Her2 overexpression has been shown to be associated with increased cell motility and has been localized to portions of the cell membrane actively engaged in cell migration [25]. It is thought that this increase in cell motility could increase the extent of DCIS within the breast. DePotter et al. demonstrated a statistically significant relationship between Her2 overexpression and extent of DCIS. This group showed that 67 % of Her2-negative DCIS spanned less than 1 cm, whereas only 17 % of Her2-positive DCIS were this small [25]. Her2/neu overexpression has also been consistently associated with higher grade DCIS [26] and is amplified more frequently in DCIS than in invasive disease [27–29]. Wei et al. reported a 64.3 % rate of Her2 overexpression in pure DCIS, compared to only 42.5 % in invasive disease [29]. This emphasizes the importance of determining the prognostic capabilities of Her2 status in women with DCIS.

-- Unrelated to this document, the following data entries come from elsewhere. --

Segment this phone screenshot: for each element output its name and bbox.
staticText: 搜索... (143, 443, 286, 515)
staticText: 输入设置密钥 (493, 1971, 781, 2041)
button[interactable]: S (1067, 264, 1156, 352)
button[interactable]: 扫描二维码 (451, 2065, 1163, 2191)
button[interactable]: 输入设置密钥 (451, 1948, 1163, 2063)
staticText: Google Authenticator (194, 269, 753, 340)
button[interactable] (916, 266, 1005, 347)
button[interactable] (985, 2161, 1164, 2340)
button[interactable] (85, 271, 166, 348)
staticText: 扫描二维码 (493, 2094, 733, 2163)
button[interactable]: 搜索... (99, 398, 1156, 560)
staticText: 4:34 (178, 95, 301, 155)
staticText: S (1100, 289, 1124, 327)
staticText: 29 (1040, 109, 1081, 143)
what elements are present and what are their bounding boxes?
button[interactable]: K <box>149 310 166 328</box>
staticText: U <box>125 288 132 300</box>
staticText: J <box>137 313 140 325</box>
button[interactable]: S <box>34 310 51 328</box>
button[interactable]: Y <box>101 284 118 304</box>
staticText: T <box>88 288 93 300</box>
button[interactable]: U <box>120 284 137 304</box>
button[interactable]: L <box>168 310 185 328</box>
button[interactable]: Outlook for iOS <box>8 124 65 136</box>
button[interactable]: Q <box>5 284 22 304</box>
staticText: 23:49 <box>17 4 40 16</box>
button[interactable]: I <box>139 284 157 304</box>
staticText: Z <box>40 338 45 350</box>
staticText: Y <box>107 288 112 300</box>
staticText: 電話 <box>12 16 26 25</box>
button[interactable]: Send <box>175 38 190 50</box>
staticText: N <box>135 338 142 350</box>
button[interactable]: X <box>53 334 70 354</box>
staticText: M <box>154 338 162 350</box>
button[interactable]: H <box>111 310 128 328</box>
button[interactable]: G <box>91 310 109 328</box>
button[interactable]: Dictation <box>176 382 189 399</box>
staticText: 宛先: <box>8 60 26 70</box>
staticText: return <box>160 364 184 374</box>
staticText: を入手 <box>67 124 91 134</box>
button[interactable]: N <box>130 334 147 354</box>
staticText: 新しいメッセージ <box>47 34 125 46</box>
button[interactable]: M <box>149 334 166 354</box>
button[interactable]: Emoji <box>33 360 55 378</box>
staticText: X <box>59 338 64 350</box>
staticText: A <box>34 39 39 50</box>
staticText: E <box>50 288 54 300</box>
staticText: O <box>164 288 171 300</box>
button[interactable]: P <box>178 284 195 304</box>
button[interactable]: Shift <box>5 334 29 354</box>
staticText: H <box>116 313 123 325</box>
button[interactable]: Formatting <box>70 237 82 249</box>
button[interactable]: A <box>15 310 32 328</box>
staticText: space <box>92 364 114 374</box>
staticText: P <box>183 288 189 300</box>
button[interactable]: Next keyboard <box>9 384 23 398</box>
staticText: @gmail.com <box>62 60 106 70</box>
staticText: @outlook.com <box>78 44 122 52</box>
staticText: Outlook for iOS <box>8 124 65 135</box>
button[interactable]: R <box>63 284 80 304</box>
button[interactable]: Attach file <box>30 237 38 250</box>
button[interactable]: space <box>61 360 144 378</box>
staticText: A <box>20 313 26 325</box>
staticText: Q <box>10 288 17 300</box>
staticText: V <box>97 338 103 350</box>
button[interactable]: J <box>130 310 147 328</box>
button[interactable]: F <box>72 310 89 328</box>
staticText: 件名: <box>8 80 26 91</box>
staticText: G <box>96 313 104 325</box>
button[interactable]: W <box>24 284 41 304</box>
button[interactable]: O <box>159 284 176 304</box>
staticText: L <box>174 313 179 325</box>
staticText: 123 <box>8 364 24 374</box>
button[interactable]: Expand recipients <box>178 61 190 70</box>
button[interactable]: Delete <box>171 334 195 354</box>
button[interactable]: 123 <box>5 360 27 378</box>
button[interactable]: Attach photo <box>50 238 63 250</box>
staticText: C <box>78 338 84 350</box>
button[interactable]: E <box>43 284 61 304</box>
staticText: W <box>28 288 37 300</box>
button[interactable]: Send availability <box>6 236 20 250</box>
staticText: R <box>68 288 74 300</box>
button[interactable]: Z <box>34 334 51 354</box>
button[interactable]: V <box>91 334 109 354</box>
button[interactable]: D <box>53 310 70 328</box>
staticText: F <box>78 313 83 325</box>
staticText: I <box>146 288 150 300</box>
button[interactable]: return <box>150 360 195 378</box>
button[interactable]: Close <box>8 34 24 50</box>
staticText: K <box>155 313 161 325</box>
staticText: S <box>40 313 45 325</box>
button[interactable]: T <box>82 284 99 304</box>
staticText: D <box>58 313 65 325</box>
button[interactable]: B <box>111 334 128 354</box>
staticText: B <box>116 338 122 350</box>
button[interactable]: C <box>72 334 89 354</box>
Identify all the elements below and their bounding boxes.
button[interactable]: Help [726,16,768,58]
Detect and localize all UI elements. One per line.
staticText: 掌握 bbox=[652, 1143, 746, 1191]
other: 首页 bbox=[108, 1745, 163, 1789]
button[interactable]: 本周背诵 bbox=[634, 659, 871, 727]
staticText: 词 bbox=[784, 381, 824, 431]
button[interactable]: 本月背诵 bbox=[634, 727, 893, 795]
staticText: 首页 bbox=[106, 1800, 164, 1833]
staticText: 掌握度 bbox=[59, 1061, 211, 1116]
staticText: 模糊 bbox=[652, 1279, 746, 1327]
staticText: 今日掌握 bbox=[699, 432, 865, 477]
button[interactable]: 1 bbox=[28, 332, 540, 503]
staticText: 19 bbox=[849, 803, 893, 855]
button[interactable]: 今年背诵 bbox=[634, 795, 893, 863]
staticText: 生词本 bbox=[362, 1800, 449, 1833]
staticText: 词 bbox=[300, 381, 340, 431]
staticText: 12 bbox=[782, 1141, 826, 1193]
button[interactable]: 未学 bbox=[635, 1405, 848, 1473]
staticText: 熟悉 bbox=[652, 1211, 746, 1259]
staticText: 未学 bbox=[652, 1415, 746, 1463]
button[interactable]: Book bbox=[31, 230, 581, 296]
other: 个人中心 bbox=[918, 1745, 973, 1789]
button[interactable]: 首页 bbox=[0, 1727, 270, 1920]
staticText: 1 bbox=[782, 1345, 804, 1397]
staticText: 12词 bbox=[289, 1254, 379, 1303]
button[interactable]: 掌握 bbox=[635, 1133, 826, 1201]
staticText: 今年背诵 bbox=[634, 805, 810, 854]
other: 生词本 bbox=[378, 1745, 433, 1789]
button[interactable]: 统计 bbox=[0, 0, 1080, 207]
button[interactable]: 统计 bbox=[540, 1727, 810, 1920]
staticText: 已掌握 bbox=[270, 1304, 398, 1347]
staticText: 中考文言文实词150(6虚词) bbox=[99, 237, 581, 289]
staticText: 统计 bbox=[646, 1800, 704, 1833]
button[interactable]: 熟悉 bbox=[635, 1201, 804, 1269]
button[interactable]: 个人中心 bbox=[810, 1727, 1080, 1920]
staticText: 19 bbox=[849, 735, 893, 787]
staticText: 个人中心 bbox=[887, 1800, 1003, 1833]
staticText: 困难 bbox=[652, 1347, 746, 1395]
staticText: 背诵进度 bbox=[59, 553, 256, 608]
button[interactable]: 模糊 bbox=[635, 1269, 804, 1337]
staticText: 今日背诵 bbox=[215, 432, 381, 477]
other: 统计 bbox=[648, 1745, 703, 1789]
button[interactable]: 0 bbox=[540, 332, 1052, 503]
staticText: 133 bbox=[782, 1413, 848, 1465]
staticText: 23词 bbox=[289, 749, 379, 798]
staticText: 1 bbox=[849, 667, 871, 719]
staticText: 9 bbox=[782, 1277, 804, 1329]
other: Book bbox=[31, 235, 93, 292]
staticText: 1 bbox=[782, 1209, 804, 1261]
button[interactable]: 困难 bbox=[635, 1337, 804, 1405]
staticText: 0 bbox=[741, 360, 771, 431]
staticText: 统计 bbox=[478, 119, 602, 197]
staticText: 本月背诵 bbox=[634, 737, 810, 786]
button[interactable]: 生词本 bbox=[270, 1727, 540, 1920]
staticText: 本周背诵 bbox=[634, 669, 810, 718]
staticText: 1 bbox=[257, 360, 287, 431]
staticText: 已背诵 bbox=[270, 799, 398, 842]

Multiple studies have investigated the local recurrence rates in Her2-positive DCIS. Holmes et al. analyzed 141 patients who underwent lumpectomy alone for DCIS between 1983 and 2002. With a median follow-up of 10 years, 60 recurrences were noted (42.6 %). Through multivariate analysis, Her2 positivity was the only pathological characteristic that was statistically significantly associated with disease recurrence (p = 0.28) [30]. Kerlikowske et al. also showed on univariate analysis that Her2 positivity was associated with DCIS ipsilateral recurrence (HR = 2.0) [22].